Foi há uma semana: um grande estudo sobre os adolescentes portugueses trouxe algumas notícias preocupantes. Há mais jovens (um em cada cinco) a provocarem lesões a si próprios para lidar com sentimentos negativos. Há mais a queixarem-se de sintomas frequentes de mal-estar, de dores de cabeça (36%), a nervosismo (52,5%). Também há mais a não fumar e a não beber álcool regularmente, o que é bom. Mas cresceu o grupo dos que não se sentem lá muito felizes — 5,5% dizem que quase sempre se sentem tão tristes que até parece que não aguentam (eram 3,8% em 2010).

É fácil perceber a evolução, para o bem e para o mal, dos diferentes indicadores, porque este mesmo estudo, feito a partir de mais de 6000 inquéritos, é repetido, em moldes semelhantes, de quatro em quatro anos. Como se explica o que piorou? Não são só os investigadores que fizeram o estudo que querem agora perceber melhor as tendências detectadas. Um grupo de 70 adolescentes vai, em 2015, debruçar-se sobre este relatório chamado A Saúde dos Adolescentes Portugueses.

“A agitação escolar dos testes, exames, provas orais, trabalhos, horários, entre outros factores, criam uma aura de agitação e stress, para a qual não estamos mentalmente preparados. E, em alguns casos, quando se chega a casa, ainda existem problemas, como discussões entre os pais.” Carolina Diogo, 17 anos

Os jovens vão analisar os dados recolhidos e produzir recomendações. Fazem todos parte de um projecto chamado Dream Teens — criado este ano pela associação nacional de promoção da saúde dos jovens, Aventura Social, em parceria com a Fundação Calouste Gulbenkian e a Sociedade de Psicologia da Saúde.
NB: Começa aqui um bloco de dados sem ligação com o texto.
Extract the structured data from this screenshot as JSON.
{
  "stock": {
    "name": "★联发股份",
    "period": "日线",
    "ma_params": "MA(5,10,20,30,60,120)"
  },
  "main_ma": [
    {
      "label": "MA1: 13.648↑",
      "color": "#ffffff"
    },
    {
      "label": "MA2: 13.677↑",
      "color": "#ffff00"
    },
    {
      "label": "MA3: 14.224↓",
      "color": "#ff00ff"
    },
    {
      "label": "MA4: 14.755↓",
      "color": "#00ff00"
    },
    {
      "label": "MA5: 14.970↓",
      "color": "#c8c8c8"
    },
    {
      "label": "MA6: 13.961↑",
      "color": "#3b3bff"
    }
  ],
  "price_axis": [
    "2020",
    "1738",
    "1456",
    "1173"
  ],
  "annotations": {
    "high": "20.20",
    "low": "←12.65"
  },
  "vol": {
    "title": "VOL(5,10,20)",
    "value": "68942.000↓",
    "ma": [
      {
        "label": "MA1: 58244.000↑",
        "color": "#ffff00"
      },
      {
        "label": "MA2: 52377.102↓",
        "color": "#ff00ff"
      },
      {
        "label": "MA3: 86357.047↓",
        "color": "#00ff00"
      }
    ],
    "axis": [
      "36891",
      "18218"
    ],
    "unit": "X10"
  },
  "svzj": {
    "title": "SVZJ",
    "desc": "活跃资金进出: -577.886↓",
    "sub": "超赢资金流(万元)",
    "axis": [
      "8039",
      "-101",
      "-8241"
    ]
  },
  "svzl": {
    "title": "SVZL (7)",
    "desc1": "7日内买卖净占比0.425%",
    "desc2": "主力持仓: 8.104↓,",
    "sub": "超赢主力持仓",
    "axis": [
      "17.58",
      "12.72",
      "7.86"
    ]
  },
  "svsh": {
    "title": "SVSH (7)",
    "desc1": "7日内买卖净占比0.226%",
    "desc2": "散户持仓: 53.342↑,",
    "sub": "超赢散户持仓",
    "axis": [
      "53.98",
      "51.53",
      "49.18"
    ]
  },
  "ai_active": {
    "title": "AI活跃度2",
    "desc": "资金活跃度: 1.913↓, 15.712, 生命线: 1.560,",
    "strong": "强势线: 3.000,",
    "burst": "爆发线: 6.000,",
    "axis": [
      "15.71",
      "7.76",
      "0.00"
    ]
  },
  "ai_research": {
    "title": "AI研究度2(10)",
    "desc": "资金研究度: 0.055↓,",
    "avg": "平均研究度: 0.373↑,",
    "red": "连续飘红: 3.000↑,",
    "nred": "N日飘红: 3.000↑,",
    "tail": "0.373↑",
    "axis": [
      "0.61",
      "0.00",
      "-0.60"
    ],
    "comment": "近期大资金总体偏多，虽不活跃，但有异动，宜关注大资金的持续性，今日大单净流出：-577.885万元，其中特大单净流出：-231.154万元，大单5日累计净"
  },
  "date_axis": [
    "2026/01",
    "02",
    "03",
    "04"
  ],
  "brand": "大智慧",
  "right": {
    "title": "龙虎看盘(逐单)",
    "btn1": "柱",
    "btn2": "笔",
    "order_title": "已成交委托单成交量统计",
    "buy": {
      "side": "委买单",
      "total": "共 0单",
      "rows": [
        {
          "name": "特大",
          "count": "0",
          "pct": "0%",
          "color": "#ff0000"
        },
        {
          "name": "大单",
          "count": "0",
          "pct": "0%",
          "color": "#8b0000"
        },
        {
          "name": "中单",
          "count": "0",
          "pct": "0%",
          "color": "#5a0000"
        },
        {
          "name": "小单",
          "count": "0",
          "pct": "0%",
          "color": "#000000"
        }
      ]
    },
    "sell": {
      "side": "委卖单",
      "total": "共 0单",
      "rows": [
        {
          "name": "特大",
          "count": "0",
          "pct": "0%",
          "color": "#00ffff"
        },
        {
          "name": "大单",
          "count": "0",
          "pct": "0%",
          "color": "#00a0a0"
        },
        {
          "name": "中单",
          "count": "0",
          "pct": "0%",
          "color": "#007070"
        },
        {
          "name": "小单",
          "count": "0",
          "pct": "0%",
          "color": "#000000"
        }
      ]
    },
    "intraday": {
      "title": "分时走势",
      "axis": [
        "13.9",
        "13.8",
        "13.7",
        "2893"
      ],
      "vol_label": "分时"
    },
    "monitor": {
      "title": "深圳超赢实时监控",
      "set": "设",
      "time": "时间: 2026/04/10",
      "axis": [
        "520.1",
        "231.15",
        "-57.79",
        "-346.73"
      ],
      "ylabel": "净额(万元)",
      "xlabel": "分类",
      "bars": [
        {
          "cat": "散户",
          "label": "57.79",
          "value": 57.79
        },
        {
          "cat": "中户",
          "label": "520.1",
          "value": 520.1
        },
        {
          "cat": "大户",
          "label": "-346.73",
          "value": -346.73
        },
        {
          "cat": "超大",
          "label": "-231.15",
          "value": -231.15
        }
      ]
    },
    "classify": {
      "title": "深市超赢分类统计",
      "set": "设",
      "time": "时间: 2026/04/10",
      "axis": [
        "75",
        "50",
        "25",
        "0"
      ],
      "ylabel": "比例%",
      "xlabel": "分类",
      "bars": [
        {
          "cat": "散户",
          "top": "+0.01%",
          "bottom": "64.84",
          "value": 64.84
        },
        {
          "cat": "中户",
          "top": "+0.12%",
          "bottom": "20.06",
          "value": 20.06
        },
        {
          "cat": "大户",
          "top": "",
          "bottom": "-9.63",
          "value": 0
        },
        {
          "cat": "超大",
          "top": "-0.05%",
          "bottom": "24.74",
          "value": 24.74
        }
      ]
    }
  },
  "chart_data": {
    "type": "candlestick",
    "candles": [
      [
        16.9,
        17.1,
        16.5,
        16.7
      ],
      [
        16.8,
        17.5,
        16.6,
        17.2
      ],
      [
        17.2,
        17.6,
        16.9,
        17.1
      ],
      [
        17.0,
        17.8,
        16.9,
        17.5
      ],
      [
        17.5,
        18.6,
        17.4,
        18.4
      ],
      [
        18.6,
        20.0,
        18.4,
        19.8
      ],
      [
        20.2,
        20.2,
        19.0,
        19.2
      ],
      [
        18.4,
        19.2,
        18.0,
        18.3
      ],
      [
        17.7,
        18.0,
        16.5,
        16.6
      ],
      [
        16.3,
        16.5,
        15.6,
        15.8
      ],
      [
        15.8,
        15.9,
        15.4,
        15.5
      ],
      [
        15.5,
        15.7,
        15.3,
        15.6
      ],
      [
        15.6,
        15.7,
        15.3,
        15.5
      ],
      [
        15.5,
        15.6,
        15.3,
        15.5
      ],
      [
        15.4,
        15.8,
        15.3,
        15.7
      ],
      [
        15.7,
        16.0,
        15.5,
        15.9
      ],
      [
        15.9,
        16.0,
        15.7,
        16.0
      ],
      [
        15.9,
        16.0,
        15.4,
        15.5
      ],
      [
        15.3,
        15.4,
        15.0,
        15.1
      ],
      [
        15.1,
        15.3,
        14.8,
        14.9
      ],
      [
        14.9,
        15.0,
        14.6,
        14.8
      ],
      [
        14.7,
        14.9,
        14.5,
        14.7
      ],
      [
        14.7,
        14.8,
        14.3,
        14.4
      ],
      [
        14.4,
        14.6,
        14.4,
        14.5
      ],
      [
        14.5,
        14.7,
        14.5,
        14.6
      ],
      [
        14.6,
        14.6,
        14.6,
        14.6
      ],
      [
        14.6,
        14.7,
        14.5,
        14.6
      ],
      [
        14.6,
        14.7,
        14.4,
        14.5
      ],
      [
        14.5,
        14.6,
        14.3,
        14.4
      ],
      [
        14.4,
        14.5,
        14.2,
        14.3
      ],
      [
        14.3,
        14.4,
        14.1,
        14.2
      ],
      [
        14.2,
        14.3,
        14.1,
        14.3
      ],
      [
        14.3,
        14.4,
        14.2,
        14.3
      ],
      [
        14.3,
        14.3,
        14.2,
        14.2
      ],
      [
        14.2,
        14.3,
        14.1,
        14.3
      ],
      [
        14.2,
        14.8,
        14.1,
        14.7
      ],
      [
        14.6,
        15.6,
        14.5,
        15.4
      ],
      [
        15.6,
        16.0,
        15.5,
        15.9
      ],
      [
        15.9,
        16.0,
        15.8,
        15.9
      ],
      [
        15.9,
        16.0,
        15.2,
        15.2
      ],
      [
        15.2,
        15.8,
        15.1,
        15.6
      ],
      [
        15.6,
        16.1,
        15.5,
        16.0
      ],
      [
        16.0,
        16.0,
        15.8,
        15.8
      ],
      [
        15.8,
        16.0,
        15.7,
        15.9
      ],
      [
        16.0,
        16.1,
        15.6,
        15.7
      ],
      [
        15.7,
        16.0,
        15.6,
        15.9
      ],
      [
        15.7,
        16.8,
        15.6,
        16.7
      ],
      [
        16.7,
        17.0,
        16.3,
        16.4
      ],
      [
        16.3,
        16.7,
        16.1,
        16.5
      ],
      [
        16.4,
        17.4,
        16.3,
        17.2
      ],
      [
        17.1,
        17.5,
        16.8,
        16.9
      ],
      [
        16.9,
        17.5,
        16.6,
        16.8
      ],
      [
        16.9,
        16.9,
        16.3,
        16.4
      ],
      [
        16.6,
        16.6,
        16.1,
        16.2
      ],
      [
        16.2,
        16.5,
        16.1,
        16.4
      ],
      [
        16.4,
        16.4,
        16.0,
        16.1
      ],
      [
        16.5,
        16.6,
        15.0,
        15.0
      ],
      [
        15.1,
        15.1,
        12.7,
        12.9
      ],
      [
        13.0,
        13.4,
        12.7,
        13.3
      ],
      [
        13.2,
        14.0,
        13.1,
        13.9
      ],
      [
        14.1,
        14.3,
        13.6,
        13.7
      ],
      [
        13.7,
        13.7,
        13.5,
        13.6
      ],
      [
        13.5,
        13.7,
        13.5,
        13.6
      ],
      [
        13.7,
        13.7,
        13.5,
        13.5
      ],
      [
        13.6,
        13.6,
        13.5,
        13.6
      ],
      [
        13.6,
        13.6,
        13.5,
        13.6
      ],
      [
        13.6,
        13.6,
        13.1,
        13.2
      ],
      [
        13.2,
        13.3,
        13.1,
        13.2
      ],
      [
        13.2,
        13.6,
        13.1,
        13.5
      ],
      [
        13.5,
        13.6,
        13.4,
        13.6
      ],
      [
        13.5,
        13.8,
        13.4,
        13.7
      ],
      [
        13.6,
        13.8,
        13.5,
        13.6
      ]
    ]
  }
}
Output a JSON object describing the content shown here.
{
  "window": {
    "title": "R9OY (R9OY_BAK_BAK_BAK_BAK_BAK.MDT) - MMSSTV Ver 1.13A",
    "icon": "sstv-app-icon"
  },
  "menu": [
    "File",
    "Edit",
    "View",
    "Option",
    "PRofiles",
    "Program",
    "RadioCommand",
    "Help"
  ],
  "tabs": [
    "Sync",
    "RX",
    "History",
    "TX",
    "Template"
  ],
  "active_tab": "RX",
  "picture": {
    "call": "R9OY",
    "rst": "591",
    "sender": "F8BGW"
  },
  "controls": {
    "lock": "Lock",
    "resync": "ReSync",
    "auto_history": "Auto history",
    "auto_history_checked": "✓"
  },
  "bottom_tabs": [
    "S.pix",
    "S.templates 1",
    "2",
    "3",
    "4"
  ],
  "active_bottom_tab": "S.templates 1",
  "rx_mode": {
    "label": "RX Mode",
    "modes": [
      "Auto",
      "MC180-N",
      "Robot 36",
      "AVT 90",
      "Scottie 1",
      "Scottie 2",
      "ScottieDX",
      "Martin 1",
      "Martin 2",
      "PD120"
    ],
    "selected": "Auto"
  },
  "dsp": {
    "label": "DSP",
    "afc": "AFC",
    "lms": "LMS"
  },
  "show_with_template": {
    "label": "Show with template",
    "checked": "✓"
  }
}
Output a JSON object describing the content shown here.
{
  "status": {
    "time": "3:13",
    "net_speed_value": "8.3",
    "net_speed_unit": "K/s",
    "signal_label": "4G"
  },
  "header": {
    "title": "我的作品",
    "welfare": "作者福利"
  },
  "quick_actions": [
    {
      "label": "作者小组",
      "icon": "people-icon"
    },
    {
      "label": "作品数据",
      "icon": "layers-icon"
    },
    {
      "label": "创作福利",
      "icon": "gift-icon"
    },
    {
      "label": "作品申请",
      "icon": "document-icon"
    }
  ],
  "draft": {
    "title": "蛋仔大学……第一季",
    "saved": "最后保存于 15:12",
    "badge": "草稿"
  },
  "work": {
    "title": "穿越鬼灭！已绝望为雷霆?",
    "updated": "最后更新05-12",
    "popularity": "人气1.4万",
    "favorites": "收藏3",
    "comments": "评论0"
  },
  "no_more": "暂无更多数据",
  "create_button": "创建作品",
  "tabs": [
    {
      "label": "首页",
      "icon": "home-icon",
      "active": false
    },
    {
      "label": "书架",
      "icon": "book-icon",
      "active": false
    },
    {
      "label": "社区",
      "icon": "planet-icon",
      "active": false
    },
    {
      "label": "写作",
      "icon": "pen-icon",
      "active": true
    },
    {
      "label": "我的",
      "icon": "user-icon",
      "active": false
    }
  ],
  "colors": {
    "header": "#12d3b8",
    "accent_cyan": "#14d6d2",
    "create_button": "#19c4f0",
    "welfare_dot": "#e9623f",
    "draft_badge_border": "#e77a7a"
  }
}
Têm entre 12 e 19 anos, estudam em diferentes pontos do país, debatem muito pela Internet. O projecto Dream Teens pretende essencialmente “ouvir a voz dos jovens” e dá-la a conhecer. Falámos com alguns deles para fazerem para o PÚBLICO uma primeira análise dos dados conhecidos na semana passada. As palavras “stress” e “ansiedade” são bastante repetidas. A “crise” também lá está.

“A crise económica tem trazido muitas dificuldades às famílias em que se integram os jovens, que, já antes de entrar no ensino superior, decidem que vão emigrar para conseguirem o emprego que querem. A insegurança em relação ao futuro provoca nos adolescentes um profundo desalento e um estado de ansiedade.” Manuel Magalhães, 19 anos

“As famílias, pequenas ou numerosas, começaram a sentir uma instabilidade maior devido à recessão que deixou pais no desemprego, criando mal-estar em casa, um aumento de discussões entre casais, uma diminuição de atenção para com os filhos (...). Precisamos de apoio e não de discussões.” Daniela Guilherme, 17 anos

Fizemos algumas perguntas: como acham que se explica o aumento do mal-estar revelado no estudo conduzido pela equipa da Aventura Social? Qual a dimensão das chamadas “provocações na escola”? — 34% dos 6000 jovens inquiridos para o A Saúde dos Adolescentes Portugueses disseram que foram provocados na escola mais do que uma vez por semana nos últimos meses. O que deve mudar na educação sexual? — há quatro anos 95,2% dos adolescentes que já tinham tido relações diziam ter usado preservativo na última vez em que tinham estado com alguém, contra 70,4% agora, o que os expões a infecções como o VIH/Sida.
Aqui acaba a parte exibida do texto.